- Bowser Bowser
- Coordinates: 31°24′21″N 098°57′44″W﻿ / ﻿31.40583°N 98.96222°W
- Country: United States
- State: Texas
- County: San Saba
- Elevation: 1,312 ft (400 m)
- Time zone: UTC-6 (Central (CST))
- • Summer (DST): UTC-5 (CDT)
- Area code: 325
- GNIS feature ID: 1379449

= Bowser, Texas =

Bowser is an unincorporated community in northwestern San Saba County in western Central Texas. According to the Handbook of Texas, the community had a population of 20 in 2000.

==History==
The community was established in the 1870s near a bend on the Colorado River and named Bowser Bend. The community was based around the farm of Mr. Sim Witted and the local ford of Colorado was called Whitted Crossing. They had a Farmer Alliance store, a schoolhouse, a church, a post office, and even a cotton gin, but as buildings were frequently destroyed by flooding, starting in the late 1880s when the schoolhouse burned, new buildings were erected on higher ground about a mile and a half south of Bowser Bend, with the new elevation at 1312 ft. A new post office opened there in 1892 and operated until 1921, when the mail came out of the Mercury post office, some eight miles to the west.
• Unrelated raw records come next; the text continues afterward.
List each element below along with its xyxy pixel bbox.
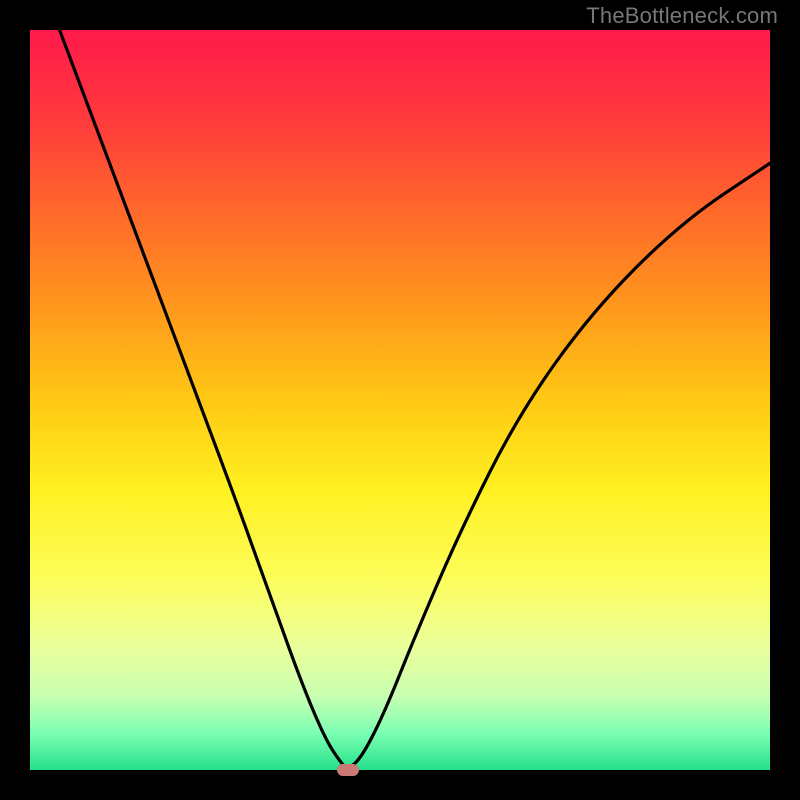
chart-frame: TheBottleneck.com [0,0,800,800]
curve-svg [30,30,770,770]
watermark-text: TheBottleneck.com [586,3,778,29]
bottleneck-curve [60,30,770,768]
plot-area [30,30,770,770]
minimum-marker [337,764,359,776]
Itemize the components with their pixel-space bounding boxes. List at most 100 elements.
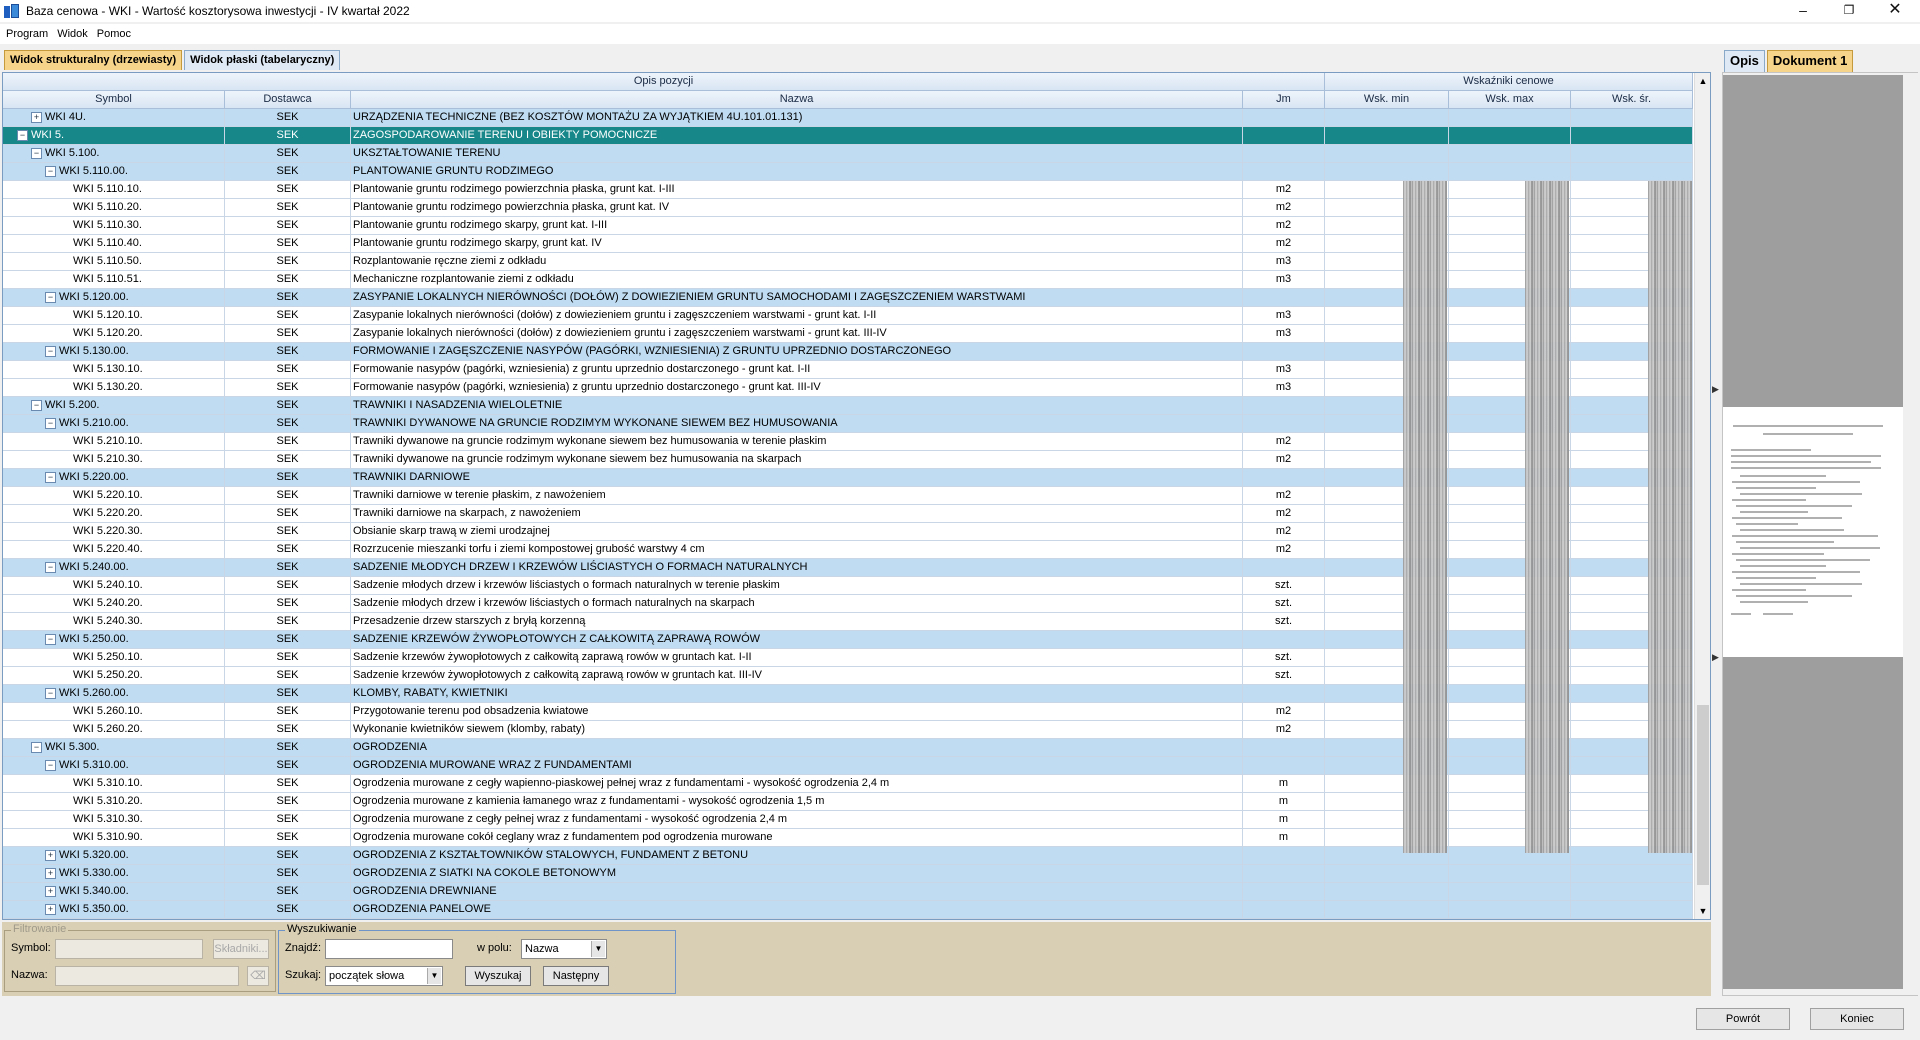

Martin Gin opened in Bowser in 1891 and was there for approximately 50 years. Its population was 100 in 1896 and was supported by a cotton gin, a gristmill, and three churches. It lost three-quarters of its population in the early 1930s and had two businesses. The population rebounded to 50 in the late 1940s. The local church continued to operate in 1983. The population declined to 20 by 2000.

With the advent of well-paved roads, the population shrank. By the 1980s, Bowser was mostly a ghost town, with only two abandoned residences and the old schoolhouse still standing, but the Methodist church was still in use. The Church of Christ church, the Baptist church, and the Holiness tabernacle had all been torn down. However, beginning in the 1990s and following, people seeking rural locations moved into the area.

==Geography==
Today, Bowser lies near the intersection of Farm Roads 45 and 765, approximately nine miles north of Richland Springs.

==Education==
Bowser had a school in 1896. Today, the community is served by the Richland Springs Independent School District.